I have my tweep Teri to thank for turning me on to this song last year, the minute I watched the video I knew it was going to be the #1 song on my countdown. I didn’t get around to finishing it last year but nothing I’ve heard in the past year has knocked it off of the #1 spot:
O Holy Night by The PS22 Chorus
Music: Adolphe-Charles Adam (1803-1856)
Original Lyrics: Placide Cappeau (1808-1877), 1847; Translated from French to English by John Sullivan Dwight (1813-1893)
OK. I know…they changed the lyrics. Get over it!
See the “PS” in PS22? That stands for public school. Understand the times we are living in. All it takes is one irate parent to make a phone call and it’s game over for this chorus.
Some might say – and many do if you read the comments on the video – that this is all part of an anti-Christian conspiracy, it’s all part of a liberal agenda to make everything politically correct, it’s all part of the war on CHRISTmas. But I challenge you to listen to the song again. The kids sing “O holy night…O night divine.” Who do you think they’re singing about? The Divine Miss M? Divine the guy who ate poo in Pink Flamingos?

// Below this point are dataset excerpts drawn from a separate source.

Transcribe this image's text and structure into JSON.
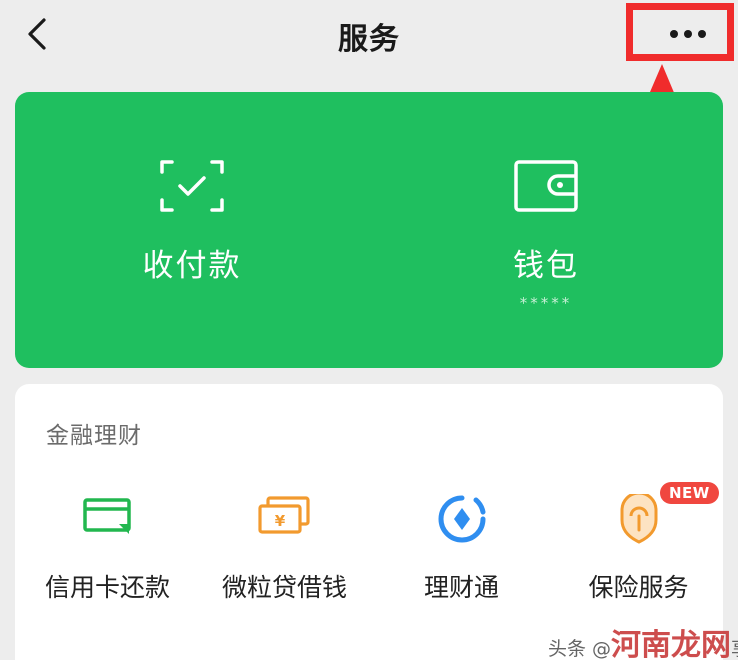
{
  "header": {
    "title": "服务"
  },
  "wallet_panel": {
    "items": [
      {
        "label": "收付款",
        "sub": ""
      },
      {
        "label": "钱包",
        "sub": "*****"
      }
    ]
  },
  "finance": {
    "title": "金融理财",
    "items": [
      {
        "label": "信用卡还款",
        "badge": ""
      },
      {
        "label": "微粒贷借钱",
        "badge": ""
      },
      {
        "label": "理财通",
        "badge": ""
      },
      {
        "label": "保险服务",
        "badge": "NEW"
      }
    ]
  },
  "watermark": {
    "prefix": "头条 @",
    "brand": "河南龙网",
    "suffix": "享"
  },
  "colors": {
    "green": "#1fbf5f",
    "annotation_red": "#f02c2c",
    "badge_red": "#f0473f",
    "icon_green": "#22b74f",
    "icon_orange": "#f29a2e",
    "icon_blue": "#2f8ef0"
  }
}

I put myself in the shoes of one of these kid’s parents. If Boodles was in this chorus, would I rather have her sing the original lyrics? Of course. I also would be quite happy if they then sang a Hanukkah song, then a Ramadan song, and on and on. But not all parents feel that way. Some might be genuinely offended to have their child sing a song associated with a religion that hasn’t always been a very good example of Christ’s love throughout history.
But look again at these kid’s faces. See the diversity, see the unbridled joy and dramatics that they put into it. These kids will NEVER forget singing this song and others that they do. These kids have performed on national TV, even on Fox News (war on Christmas my ass). They’ve sang for and with Tori Amos, President Obama, and Lady Gaga (I hope she wore pants). Would you deprive them of that? If so then you’re Scroogier than Scrooge at his Scroogiest.
Well, there it is. My countdown. Again, I hope you enjoyed it. I live for your comments even if you vehemently disagree with me. I would love to hear what good and bad songs you think I missed.